Job Work -Deduction - Interest

A two-judge bench of the Madras High Court held that the term “foreign projects” for the purpose of Income Tax deduction under section 80HHB(2)(b)(ii) of the Income Tax Act, 1961 would also include the works done in connection with shut down of the refinery.

In the instant case, the assessee entered into a Company in Abu Dhabi for undertaking work in connection with shut down of refinery and claimed the deduction by treating as a “foreign Project” under section 80HHB(2)(b)(ii). The Assessing Officer, while examining the deduction claim noted that the assessee was a sub-contractor, and the work awarded to the assessee formed part of general refinery shut down, which was purely a repair and maintenance work, which do not form part of the foreign project defined under the Act. The Assessing Officer further held that the assessee had not contributed for the construction of any road, building, dam, bridge or other structure nor had performed the work of assembly or installation of any machinery or plant. Accordingly, the deduction claim was rejected.

On the second appeal, the Tribunal ultimately held that the work in connection with shut down of refinery undertaken by the assessee would not fall within the definition of the expression ‘foreign project’ as defined under Section 80HHB(2)(b)(ii) of the Act.

Before the High Court, the assessee contended that this was a project by itself, as it had resulted in the construction of a new structure, though called as shut down, which was a technical term and did not constitute repairs or maintenance work

The bench comprising Justice T.S.Sivagnanam and Justice V.Bhavani Subbaroyan noted that the Tribunal lost sight of the most important factor pointed out by the assessee before the CIT (A) that the term ‘shut down’ does not denote repairs and maintenance and that it is a technical term, which is peculiar to the industry in question.
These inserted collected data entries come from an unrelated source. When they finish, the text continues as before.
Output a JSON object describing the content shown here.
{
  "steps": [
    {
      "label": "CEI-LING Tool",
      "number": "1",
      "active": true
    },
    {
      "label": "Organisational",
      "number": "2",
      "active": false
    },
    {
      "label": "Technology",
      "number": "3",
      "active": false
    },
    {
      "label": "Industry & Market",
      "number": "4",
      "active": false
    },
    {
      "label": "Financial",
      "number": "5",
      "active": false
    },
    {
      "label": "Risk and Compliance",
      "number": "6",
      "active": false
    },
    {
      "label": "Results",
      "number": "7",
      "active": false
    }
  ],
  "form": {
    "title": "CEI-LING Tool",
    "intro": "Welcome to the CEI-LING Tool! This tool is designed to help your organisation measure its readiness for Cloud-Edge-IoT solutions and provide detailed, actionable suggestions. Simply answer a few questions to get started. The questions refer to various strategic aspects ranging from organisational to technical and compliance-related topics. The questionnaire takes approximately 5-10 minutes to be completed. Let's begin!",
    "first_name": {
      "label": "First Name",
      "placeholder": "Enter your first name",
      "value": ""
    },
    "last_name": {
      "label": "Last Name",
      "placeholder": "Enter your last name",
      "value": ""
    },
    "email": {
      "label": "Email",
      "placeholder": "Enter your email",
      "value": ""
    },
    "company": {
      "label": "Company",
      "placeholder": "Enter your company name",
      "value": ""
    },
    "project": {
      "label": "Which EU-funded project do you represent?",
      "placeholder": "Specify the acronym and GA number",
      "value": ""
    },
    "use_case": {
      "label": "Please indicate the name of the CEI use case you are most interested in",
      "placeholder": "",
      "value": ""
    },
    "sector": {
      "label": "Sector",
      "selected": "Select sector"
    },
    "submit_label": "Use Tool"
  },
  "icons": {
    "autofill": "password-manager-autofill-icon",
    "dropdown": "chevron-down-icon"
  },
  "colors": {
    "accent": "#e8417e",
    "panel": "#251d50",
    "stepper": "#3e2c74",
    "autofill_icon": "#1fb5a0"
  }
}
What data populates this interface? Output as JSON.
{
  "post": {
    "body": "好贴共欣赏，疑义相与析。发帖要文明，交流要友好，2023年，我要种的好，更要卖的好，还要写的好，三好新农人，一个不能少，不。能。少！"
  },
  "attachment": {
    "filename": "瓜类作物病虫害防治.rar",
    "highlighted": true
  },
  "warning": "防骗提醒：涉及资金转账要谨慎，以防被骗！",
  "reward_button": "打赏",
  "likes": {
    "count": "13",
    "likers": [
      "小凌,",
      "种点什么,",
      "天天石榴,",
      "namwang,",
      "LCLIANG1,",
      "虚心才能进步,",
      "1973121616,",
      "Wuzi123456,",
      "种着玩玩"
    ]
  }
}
“Therefore, if the Tribunal had to come to a different conclusion, it should have reappreciated the factual position and then rendered a finding, which it has failed to do so. Rather, the Tribunal sought to adopt a very narrow approach by referring to the dictionary meaning of the words ‘assembly’ and ‘installation’,” the bench said.

The bench further said that “It has to be borne in mind that Section 80HHC of the Act is a provision, which grants incentive to the assessee for growth and development and as held by the Hon’ble Supreme Court in several decisions, such provision should be liberally construed, as it will promote economic growth of the country.”

It was, therefore, concluded that the Statute has clearly circumscribed as to what is a foreign project and we agree with the factual findings recorded by the CIT (A) that the scope of work done by the assessee will fall within the meaning of the expression ‘foreign project’ as defined under Sub-Section (2)(b) of Section 80HHB of the Act.